The Veterinary Medicines Directorate has moved registration for online veterinary medicine retailers into a new online form, replacing the previous Word document process. For most small retailers, pharmacies, veterinary practices and suitably qualified person businesses, the change is mainly administrative. But it is also a useful reminder that selling certain animal medicines online is not something to add to a website at the last minute.
The VMD said on 15 June 2026 that anyone retailing prescription veterinary medicines online, including POM-V, POM-VPS and NFA-VPS categories, must be registered with the directorate before trading. New applicants should use the online service linked from the GOV.UK guidance page for selling veterinary medicines on the internet.
Existing businesses already listed on the VMD Register of Online Retailers, or registered under the Accredited Internet Retailer Scheme, do not need to take action because of this form change. The update affects new applications to join the register.
Why this matters for small businesses
For independent pet retailers, rural stores, veterinary practices, pharmacies and specialist ecommerce firms, the important point is timing. GOV.UK guidance says applications must be submitted at least two months before online sales of the relevant veterinary medicines begin. That lead time can affect launch plans, website build schedules, marketing campaigns and stock decisions.
A retailer planning to add animal medicines to an online shop should therefore treat VMD registration as a project requirement, not a post-launch tidy-up. If the product range includes POM-V, POM-VPS or NFA-VPS medicines, the business should check whether registration is required before pages go live, adverts start running or customers are invited to order.
The rules also create website obligations. GOV.UK guidance says registered online retailers must show required information on each part of their website where POM-V, POM-VPS or NFA-VPS medicines are offered. That includes the statement that the business is a registered internet retailer of veterinary medicines, VMD contact details for enquiries relating to online veterinary medicine purchases, and a link to the published register.

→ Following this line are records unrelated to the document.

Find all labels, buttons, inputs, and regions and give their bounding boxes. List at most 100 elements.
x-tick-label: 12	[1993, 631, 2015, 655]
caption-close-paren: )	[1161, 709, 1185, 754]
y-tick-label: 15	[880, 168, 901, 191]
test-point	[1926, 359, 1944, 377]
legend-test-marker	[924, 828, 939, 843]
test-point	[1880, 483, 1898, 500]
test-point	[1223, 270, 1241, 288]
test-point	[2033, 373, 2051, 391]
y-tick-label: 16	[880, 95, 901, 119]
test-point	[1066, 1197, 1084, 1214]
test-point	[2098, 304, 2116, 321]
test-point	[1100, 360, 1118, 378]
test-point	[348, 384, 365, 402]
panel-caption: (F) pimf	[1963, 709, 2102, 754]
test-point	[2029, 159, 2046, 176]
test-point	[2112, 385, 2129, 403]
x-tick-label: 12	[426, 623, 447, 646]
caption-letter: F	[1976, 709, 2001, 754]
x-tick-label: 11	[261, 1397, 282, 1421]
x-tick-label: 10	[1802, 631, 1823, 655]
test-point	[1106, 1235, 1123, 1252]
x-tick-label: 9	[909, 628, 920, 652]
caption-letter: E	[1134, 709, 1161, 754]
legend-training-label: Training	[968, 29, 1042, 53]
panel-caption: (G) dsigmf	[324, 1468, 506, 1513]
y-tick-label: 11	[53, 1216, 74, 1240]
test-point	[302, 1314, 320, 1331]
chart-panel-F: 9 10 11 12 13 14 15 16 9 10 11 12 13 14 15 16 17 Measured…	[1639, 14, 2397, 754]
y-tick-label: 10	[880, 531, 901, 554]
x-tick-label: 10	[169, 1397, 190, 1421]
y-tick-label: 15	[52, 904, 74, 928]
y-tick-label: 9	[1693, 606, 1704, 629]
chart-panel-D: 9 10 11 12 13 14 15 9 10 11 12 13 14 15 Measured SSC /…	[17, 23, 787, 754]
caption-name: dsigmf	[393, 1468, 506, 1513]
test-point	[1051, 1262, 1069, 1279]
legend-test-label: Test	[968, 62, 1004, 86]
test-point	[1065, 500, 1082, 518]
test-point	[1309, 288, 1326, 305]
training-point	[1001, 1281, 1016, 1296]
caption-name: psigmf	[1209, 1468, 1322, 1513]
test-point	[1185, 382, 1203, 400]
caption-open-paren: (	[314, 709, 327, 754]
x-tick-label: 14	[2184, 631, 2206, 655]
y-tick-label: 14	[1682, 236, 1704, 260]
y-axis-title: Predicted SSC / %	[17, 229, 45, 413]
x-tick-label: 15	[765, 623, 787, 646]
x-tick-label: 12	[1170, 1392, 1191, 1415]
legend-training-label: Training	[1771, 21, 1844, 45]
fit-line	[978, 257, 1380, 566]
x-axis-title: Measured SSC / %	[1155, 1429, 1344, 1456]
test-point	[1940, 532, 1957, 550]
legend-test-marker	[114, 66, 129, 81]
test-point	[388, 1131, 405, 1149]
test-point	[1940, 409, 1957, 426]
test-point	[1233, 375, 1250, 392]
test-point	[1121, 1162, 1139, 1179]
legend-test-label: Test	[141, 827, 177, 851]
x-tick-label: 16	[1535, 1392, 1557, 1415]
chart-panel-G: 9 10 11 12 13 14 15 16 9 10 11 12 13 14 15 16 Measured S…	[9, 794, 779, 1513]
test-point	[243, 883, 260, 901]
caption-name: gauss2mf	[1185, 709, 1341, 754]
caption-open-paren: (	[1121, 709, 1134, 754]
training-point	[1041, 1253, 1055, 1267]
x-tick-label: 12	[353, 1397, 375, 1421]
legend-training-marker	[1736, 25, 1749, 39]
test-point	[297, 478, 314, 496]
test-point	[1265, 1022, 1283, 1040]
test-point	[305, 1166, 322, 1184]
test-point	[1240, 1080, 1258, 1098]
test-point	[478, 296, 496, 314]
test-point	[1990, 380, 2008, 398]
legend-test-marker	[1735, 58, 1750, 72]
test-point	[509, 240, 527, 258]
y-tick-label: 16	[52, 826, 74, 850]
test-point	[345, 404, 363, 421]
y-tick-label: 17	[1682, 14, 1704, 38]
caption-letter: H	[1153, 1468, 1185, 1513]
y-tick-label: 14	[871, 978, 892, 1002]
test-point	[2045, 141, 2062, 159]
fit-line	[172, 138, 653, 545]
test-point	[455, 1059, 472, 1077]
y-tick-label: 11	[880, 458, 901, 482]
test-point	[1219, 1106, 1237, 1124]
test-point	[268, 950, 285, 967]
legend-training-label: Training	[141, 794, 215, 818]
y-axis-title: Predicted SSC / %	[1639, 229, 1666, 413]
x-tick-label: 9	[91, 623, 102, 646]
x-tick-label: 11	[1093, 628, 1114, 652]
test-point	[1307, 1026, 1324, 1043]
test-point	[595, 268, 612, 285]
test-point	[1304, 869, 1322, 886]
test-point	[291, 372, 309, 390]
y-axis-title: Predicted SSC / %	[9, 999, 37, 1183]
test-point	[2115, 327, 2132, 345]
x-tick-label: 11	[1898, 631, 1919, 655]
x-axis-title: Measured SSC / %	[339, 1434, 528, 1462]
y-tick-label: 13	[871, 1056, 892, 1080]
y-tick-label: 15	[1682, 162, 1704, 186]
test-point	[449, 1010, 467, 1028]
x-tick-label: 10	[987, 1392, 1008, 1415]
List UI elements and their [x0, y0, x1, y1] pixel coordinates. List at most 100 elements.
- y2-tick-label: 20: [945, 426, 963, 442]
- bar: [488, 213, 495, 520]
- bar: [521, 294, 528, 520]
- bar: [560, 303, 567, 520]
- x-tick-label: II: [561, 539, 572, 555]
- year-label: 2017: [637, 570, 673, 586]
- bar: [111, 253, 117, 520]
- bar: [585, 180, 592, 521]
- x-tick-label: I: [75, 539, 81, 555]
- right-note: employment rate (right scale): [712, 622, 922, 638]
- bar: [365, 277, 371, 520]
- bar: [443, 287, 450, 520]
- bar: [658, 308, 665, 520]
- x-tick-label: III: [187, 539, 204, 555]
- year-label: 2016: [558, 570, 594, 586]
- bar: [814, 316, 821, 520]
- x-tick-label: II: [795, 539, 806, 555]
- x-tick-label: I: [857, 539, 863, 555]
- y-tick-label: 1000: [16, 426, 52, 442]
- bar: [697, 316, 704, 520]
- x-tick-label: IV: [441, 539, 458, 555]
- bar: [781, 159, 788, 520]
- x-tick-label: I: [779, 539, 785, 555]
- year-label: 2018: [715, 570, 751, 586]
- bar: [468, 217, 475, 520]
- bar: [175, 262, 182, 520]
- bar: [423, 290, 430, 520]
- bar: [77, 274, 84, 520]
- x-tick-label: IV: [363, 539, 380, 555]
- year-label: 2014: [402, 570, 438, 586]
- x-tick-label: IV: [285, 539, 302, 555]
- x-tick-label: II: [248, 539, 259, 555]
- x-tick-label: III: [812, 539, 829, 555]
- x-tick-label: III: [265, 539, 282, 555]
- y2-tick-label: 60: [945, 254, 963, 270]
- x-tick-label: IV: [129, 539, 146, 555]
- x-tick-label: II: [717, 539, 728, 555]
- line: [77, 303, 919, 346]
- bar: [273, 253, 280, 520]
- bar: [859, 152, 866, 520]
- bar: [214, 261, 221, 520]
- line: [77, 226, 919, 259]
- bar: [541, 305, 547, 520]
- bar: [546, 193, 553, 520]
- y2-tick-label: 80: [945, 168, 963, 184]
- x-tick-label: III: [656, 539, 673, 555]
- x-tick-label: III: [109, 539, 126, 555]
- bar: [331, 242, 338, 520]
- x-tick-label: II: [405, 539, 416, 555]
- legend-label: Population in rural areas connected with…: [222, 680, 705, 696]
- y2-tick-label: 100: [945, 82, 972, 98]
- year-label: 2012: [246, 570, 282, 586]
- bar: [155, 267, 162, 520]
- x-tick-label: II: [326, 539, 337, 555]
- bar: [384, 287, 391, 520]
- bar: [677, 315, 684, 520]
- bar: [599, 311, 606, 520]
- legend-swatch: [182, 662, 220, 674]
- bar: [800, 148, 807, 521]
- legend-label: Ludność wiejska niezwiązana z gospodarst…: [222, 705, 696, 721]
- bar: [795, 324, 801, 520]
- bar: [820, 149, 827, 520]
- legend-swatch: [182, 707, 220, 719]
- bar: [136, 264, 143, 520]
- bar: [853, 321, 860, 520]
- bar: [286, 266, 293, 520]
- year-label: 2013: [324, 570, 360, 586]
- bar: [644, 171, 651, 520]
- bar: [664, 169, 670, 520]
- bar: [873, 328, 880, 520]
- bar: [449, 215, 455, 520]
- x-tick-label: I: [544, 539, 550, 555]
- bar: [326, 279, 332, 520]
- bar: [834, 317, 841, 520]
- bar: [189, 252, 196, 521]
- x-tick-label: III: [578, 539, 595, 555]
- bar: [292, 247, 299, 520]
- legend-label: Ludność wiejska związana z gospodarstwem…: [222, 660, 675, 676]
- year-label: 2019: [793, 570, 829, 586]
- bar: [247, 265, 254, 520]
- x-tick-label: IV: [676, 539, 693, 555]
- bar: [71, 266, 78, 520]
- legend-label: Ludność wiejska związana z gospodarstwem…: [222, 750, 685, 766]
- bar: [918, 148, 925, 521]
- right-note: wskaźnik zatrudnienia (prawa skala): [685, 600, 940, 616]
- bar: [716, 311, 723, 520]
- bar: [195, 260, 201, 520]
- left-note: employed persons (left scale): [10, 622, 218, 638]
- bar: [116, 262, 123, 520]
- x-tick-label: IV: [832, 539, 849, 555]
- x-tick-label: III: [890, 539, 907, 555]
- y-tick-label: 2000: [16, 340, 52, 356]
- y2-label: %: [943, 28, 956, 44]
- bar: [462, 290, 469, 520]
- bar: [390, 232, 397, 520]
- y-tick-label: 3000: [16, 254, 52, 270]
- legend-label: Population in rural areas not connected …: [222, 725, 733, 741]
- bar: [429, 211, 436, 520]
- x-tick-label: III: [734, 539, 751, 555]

Those are practical web and compliance tasks. A small retailer may need its ecommerce provider, web developer, pharmacist, SQP or practice manager to coordinate the product pages, footer text, compliance wording and register links. The new online form may make the application step easier, but it does not remove the need for accurate product categorisation and a compliant customer journey.
What to check now
Businesses considering online veterinary medicine sales should start with three questions. First, which product categories will be sold? Internet retailers of AVM-GSL medicines only do not have to register, according to the VMD’s retail guidance, but POM-V, POM-VPS and NFA-VPS products bring registration requirements.
Second, when is the intended launch date? If registration must be submitted at least two months before sales begin, a launch planned for late summer or autumn may already need action.
Third, who owns compliance on the website? It is easy for medicine pages to be treated like ordinary ecommerce listings, but the guidance makes clear that specific statements, contact details and register links are part of the online sales setup.
Retailers should also be careful not to confuse registration with voluntary accreditation. The Accredited Internet Retailer Scheme is separate and voluntary. Being registered is the key requirement for businesses covered by the rules; accreditation may be relevant for some retailers, but it is not the same thing as deciding whether registration is needed before trading.
The sensible next step is to review the VMD guidance, confirm whether the planned products are in scope, and build the registration timeline into any online launch or range expansion plan. For small businesses, the cost of getting this wrong may be more than a delayed form: it can mean pausing sales pages, reworking a launch, and losing customer confidence in a specialist category where trust matters.